< Précédent

 Suivant >

1994 - 1995 - 1996 -- 1997 - 1998 - 1999 - 2000 - 2001 - 2002 - 2003 - 2004

Janvier - Février - Mars - Avril - Mai - Juin- Juillet - Août - Septembre - Octobre - Novembre - Décembre

JANVIER 2004

Samedi 31 janvier 2004

Entre Damoclès et Espérance

 

Ce vendredi matin, il y a presque de 10 centimètres de neige.

Pour la première fois depuis très longtemps, Aude s'est levée de bonne heure et a été à l'école dès la première heure. Ce n'était toutefois que pour 2 heures, car ses camarades avaient piscine en groupe après la récréation et prévoyaient de faire de la luge l'après-midi, des activités auxquelles il vaut mieux que Aude ne participe pas.

En fin de matinée, nous avons reçu un nouvel appel du docteur S. pour nous informer que ses collèques de l'I.G.R approuvaient sa proposition. Tout le monde semble donc d'accord sur le principe de tenter l'expérience d'un mois sans chimiothérapie. Il a toutefois insisté sur ses craintes et celles de ses collègues de voir la tumeur de Aude reprendre de la vigueur un jour ou l'autre.

Lorsque des succès ont été enregistrés dans la lutte contre le médulloblastome, c'est selon lui quasi toujours lorsque la tumeur était bien localisée et que plusieurs techniques avaient pu être utilisées conjointement pour l'éradiquer dès son apparition.
La chimiothérapie seule a par contre rarement permis de venir à bout de ce type de tumeur. Il y a bien eu quelques cas de survie à long terme, dont un celui que nous connaissons à Louvain-la-Neuve mais ils s'agissait de tumeurs locales d'enfants en très bas-âge qu'on ne pouvait traiter autrement et qui ont eu la chance de ne pas connaître ensuite de récidive. Il ne connait par contre aucun cas de survie dans une situation comme celle de Aude. Il nous l'avait dit lorsque nous l'avions rencontré pour la première fois il y a un an. Il le répète aujourd'hui.

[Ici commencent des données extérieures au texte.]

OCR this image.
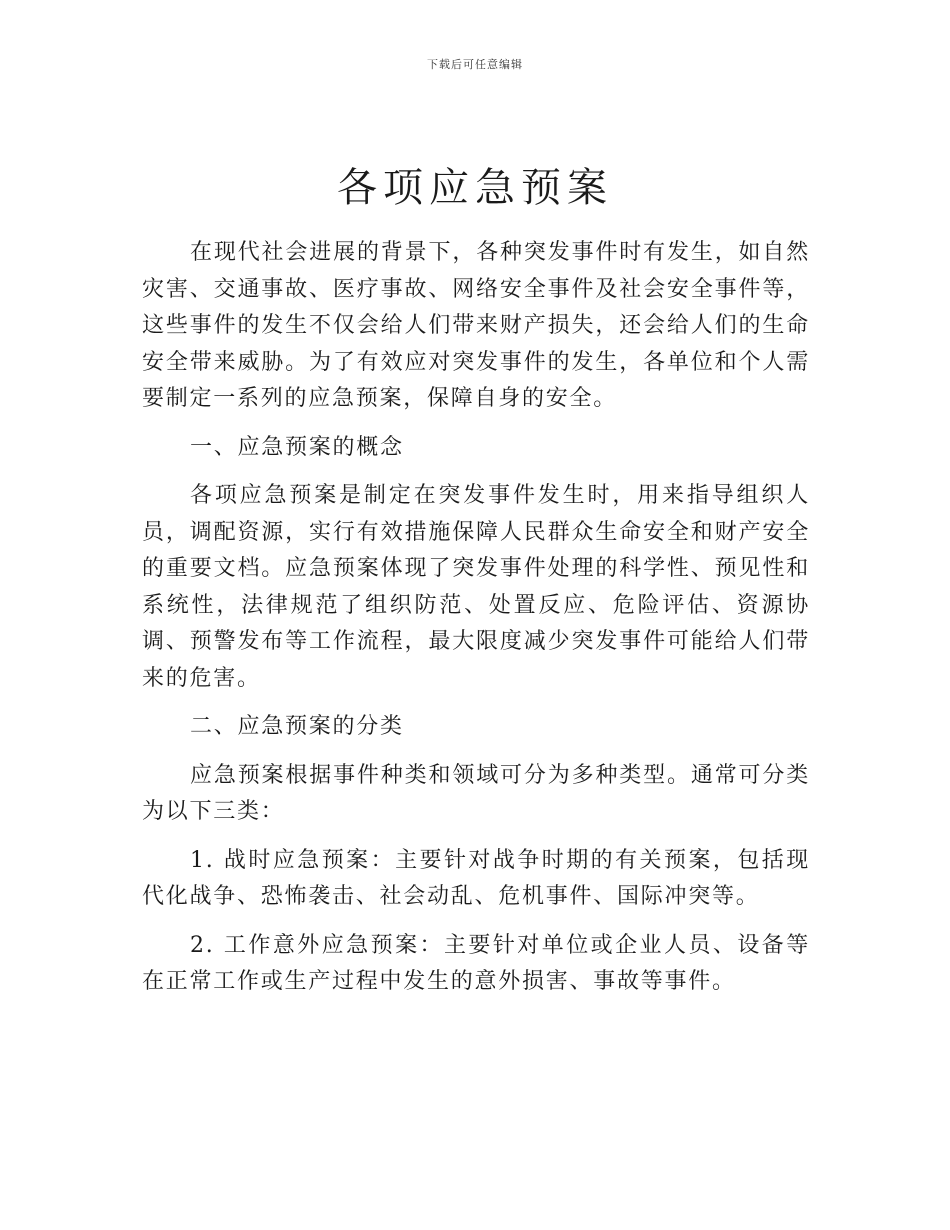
下载后可任意编辑
各项应急预案

在现代社会进展的背景下，各种突发事件时有发生，如自然灾害、交通事故、医疗事故、网络安全事件及社会安全事件等，这些事件的发生不仅会给人们带来财产损失，还会给人们的生命安全带来威胁。为了有效应对突发事件的发生，各单位和个人需要制定一系列的应急预案，保障自身的安全。

一、应急预案的概念

各项应急预案是制定在突发事件发生时，用来指导组织人员，调配资源，实行有效措施保障人民群众生命安全和财产安全的重要文档。应急预案体现了突发事件处理的科学性、预见性和系统性，法律规范了组织防范、处置反应、危险评估、资源协调、预警发布等工作流程，最大限度减少突发事件可能给人们带来的危害。

二、应急预案的分类

应急预案根据事件种类和领域可分为多种类型。通常可分类为以下三类：

1. 战时应急预案：主要针对战争时期的有关预案，包括现代化战争、恐怖袭击、社会动乱、危机事件、国际冲突等。

2. 工作意外应急预案：主要针对单位或企业人员、设备等在正常工作或生产过程中发生的意外损害、事故等事件。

Même si Aude a répondu à la chimiothérapie au-delà de nos espérance, même si les clichés ne montrent plus de nodules métastatiques, il préfère que nous ne nous fassions pas trop d'illusions : il est peu probable que la chimiothérapie ait détruit absolument tous les nodules, encore moins probable qu'elle ait anéanti le bulbe initial qu'il faut sans doute reconnaître dans la prise de contraste qui subsiste sur les clichés depuis 3 ans, même si personne n'oserait l'affirmer. Si la radiothérapie appliquée à dose maximale sur Aude ne l'a pas détruit il y a 3 ans, il est difficile d'imaginer qu'une chimiothérapie, même à forte dose, l'ait fait après la récidive.

Pour le docteur, nous vivons donc une pause. La tumeur va récidiver. Quand, il n'en a aucune idée : d'ici quelques semaines, si nous avons de la chance, d'ici un an, ou peut-être des années (mais on sent qu'il penche plutôt pour un terme assez court, sur base des statistiques et de l'étude dont je me suis déjà fait l'écho il y a quelques temps).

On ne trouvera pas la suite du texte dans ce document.